By Ismail Kassim – Written on 19 September 2012
I was in Kaifeng (Central China) last week when I read my old friend and former colleague Maidin Packer’s great letter to PM Lee urging him to explore all options for the future of Singapore. The letter was also carbon-copied to several ministers.
By any yardstick, it was a well-written piece. Backed by facts and figures and amply illustrated with personal anecdotes, it does not lack ideas on the future options facing our tiny island Republic.
Obviously, Maidin has benefitted immensely from his days as MP and parliamentary secretary in several ministries to pen a finely-tuned letter that warmed the hearts of many thorough-bred Singaporeans, while not stepping on the toes of his former colleagues.
I think the government will be quite happy to include his ideas in the ongoing National Conversation to reconcile the PAP with the people on the road that is to be taken in the next decade or so.
After the initial positive response, the first thought that came to mind is: Is there really anything new in the letter that PM Lee and his inner circle do not already know?
My gut instinct is NO. As currently composed, the present PAP mafia dons and their small coterie of advisers could not have been ignorant of any of the issues raised by Maidin.
NO, there is nothing in the letter that has not already been discussed, debated and rejected in favour of the growth-at-all-costs policy.
No right-thinking Singaporean is against growth – slow or fast. The problem is that such a policy as implemented in the last ten years had the unique distinction of enriching the top 20% of the population while impoverishing the bottom 20%.
The question is why. Why the unseemly haste to become the world’s no one, to be the richest country in the world, even at the risk of alienating the working classes? Is it because of geopolitical realities or an underlining strategic imperative?
In short, is there anything that PM Lee, former MM and ESM know that we the common people do not know?
Could it be that, just as the sleep of some American leaders are haunted by the spectre of the yellow hordes peering at them over the Pacific, the sleep of some of our leaders are being disturbed by the chatter of the brown hordes beyond our backyard?
It is not inconceivable. History provides many examples of the tendency of nations and their leaders to demonise their potential enemies based on real and imaginary fears.

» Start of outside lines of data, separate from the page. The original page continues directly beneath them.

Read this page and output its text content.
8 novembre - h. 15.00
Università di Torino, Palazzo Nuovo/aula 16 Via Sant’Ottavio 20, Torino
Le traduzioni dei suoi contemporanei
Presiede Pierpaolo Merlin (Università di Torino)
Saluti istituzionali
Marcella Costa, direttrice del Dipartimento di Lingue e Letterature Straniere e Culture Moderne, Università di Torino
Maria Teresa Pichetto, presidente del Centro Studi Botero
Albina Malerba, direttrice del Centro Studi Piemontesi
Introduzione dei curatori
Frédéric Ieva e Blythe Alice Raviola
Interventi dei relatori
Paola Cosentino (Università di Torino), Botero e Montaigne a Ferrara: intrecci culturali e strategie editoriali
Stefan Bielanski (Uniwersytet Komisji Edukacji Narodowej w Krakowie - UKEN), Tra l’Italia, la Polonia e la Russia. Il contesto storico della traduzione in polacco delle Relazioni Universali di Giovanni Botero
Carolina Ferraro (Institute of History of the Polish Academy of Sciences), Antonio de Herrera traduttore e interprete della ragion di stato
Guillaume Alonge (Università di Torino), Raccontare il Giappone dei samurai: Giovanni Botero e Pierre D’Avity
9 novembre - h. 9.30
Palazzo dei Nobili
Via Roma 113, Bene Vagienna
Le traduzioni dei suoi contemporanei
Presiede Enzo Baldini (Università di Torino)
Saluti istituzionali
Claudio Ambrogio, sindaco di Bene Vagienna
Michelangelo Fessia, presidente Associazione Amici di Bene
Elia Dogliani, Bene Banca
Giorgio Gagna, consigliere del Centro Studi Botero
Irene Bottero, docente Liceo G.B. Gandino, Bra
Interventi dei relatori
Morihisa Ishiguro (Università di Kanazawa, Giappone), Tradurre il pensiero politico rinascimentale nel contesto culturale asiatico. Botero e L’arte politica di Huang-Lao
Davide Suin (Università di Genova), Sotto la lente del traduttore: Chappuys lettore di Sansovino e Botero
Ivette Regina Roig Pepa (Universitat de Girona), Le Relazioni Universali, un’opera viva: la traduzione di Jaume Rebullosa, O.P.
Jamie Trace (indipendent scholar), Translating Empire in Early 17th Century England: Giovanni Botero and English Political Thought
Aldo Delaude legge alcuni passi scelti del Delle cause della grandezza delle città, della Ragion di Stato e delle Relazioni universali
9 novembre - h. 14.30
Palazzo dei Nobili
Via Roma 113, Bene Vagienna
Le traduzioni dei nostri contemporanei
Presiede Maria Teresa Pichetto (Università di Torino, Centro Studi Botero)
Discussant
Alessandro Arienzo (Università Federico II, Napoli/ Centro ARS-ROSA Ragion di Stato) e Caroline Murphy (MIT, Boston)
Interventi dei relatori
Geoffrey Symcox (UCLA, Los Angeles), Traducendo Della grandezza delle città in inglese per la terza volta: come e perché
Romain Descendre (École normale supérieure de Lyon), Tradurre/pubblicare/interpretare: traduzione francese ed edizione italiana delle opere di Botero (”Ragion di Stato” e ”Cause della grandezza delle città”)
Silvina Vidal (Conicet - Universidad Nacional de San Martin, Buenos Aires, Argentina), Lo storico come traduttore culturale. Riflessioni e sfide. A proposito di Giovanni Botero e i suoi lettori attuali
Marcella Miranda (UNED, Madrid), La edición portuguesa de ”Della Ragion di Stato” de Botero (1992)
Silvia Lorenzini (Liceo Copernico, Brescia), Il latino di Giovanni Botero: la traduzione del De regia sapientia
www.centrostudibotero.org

An example of self-serving hallucination was during the Cold War when the Americans grossly and persistently exaggerated the threat from the Soviets to justify enhanced defence expenditures that benefitted mainly the industrial-military class.
Another pertinent case was the self-created hysteria in American and its allies over Saddam Hussein’s alleged weapons of mass destruction.
As I see it, it was a Malay-dominated government that willingly – and I think happily – gave Singapore its independence almost half a century ago and over that period, not a single bullet has been fired in anger nor has there been any action or event that even remotely threatens its existence.
Yet, fears of the brown peril – real and imaginary – remain unabated. The Singapore Malays have already had to pay a heavy price over the last 47 years as they were marginalized in the security services and it may take another 47 years by former MM Lee’s reckoning before there could be any appreciable improvement.
Now, and over the last ten years, the non-Malays too have begun to feel the pain because of policies that have been designed to counter and eliminate any possible combination of threats from within the region to its existence.
The Malays too are also suffering from the same combination of policies, and for them it is like being penalized twice for belonging to the wrong colour.
If the National Conversation on the future that we want for Singapore and our children is to have any meaning, it must include all relevant issues including geopolitical and regional realities, and the issue of discrimination against Malays in the security services.
But I am not hopeful. PM Lee said at the recently-concluded APEC meeting that the government initiated dialogue is not about slaughtering sacred cows. I take it to mean that sensitive issues too would be excluded.
If that is the case, then the National Conversation that is designed to last for one year might end up as the conversation of the deaf and dumb.